According to analysis by McKsiney, if agricultural development gets the necessary financial investment, smallholders across Africa could produce two to three times more cereals and gains. In turn, this would add 20 per cent more cereals and grains to the current worldwide annual output of 2.6 billion tonnes.
Zeroing in on Ghana as the best destination of choice for investors, the former Food and Agricultural Minister highlighted the strong foundation he has laid for the West African nation’s agricultural sector, combining policies with regulations to achieve sustained rapid economic growth.
“Under my tenure as the Minister for Food and Agriculture in Ghana, in 2019, I initiated the establishment of the Tree Crop Development Authority under an Act of Parliament, Act 1010. The Tree Crop Development Authority (TCDA), established in 2020, seeks to coordinate and promote the development of six tree crops – cashew, rubber, oil palm, coconut, mango and Shea. The goal of the Authority is to develop, produce, and distribute the selected cash crop seedlings to farmers so as to produce and generate a combined potential of export earnings between US$6 to US$12 billion per year after 8-10 years of implementation. At their full development, the additional US$6 to US$12 billion per year in earnings can substantially increase the less than US$2billion annual earnings from cocoa, the current highest foreign exchange earner for Ghana for over a century,” he emphasized.
Dr Akoto further took his audience through the establishment of the National Cocoa Rehabilitation Programme which was designed to put in measures to support the private sector to scale up cocoa production, expand local cocoa processing, promote market expansion of the export of cocoa products into new markets and for vigorous promotion to boost domestic and international consumption.
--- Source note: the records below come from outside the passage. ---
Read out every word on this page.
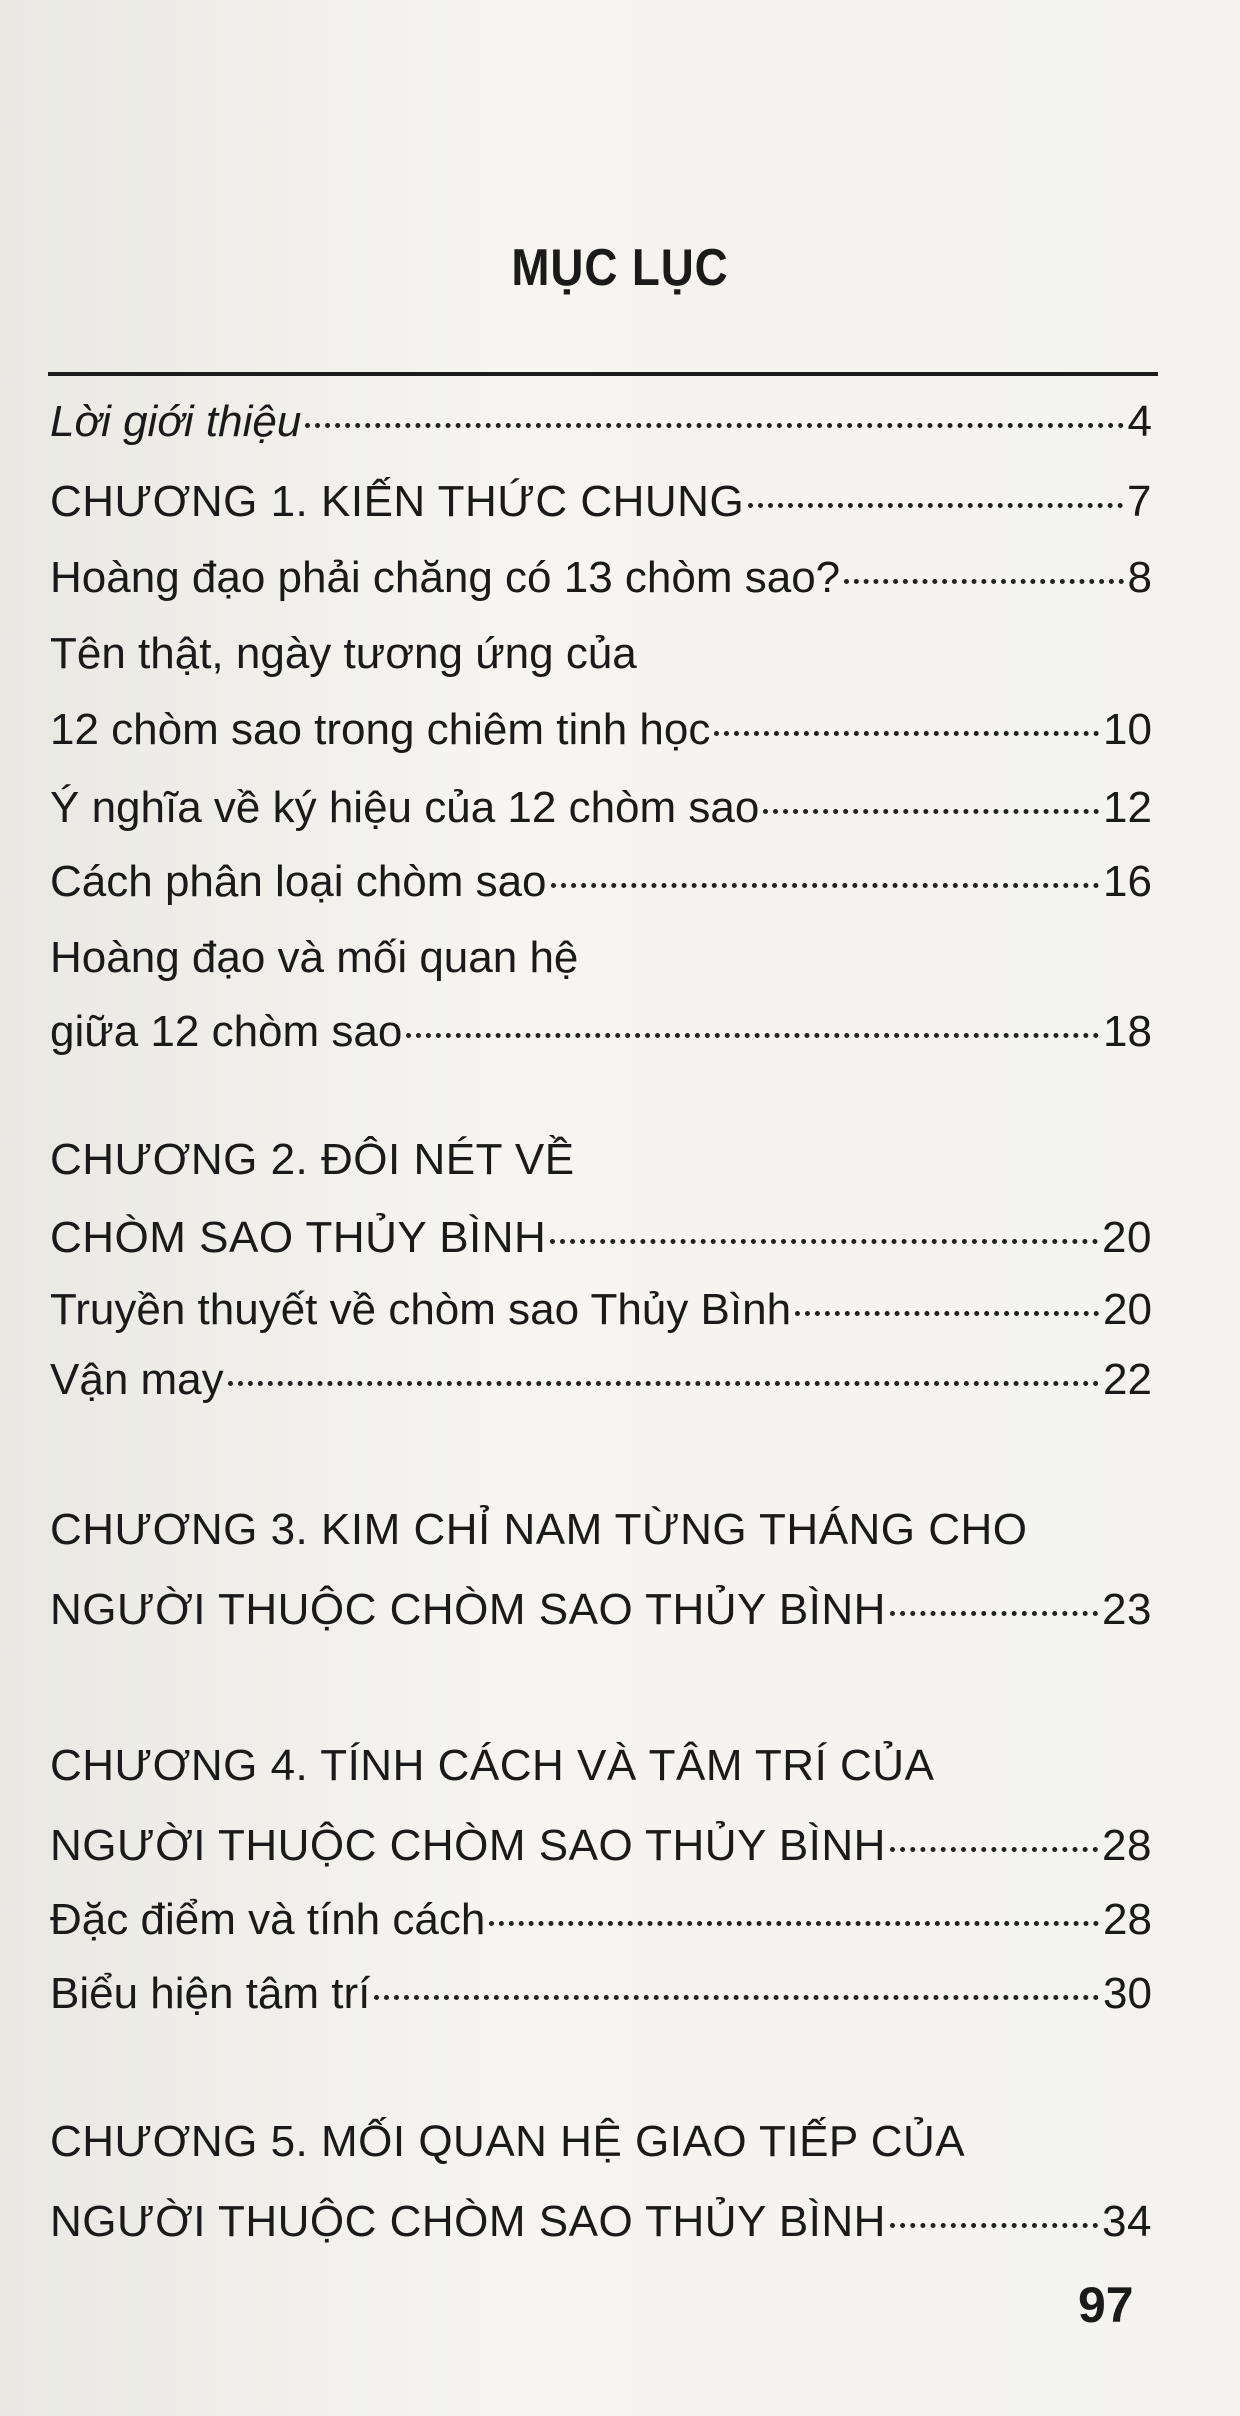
MỤC LỤC
Lời giới thiệu	4
CHƯƠNG 1. KIẾN THỨC CHUNG	7
Hoàng đạo phải chăng có 13 chòm sao?	8
Tên thật, ngày tương ứng của
12 chòm sao trong chiêm tinh học	10
Ý nghĩa về ký hiệu của 12 chòm sao	12
Cách phân loại chòm sao	16
Hoàng đạo và mối quan hệ
giữa 12 chòm sao	18
CHƯƠNG 2. ĐÔI NÉT VỀ
CHÒM SAO THỦY BÌNH	20
Truyền thuyết về chòm sao Thủy Bình	20
Vận may	22
CHƯƠNG 3. KIM CHỈ NAM TỪNG THÁNG CHO
NGƯỜI THUỘC CHÒM SAO THỦY BÌNH	23
CHƯƠNG 4. TÍNH CÁCH VÀ TÂM TRÍ CỦA
NGƯỜI THUỘC CHÒM SAO THỦY BÌNH	28
Đặc điểm và tính cách	28
Biểu hiện tâm trí	30
CHƯƠNG 5. MỐI QUAN HỆ GIAO TIẾP CỦA
NGƯỜI THUỘC CHÒM SAO THỦY BÌNH	34
97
He also spoke highly of the construction of greenhouse training centres with attached commercial units at Dawhenya, Akumadan and Bawjiase for the training of 537 youth in high-quality vegetable production.
Dr Akoto, who is also a former two-time Member of Parliament for Kwadaso in the Ashanti Region said for agriculture to experience exponential growth in the African continent, much will depend on women who contribute to over 70 per cent of food production.
He, therefore, charged African governments to prioritise investing in women in the agriculture sector.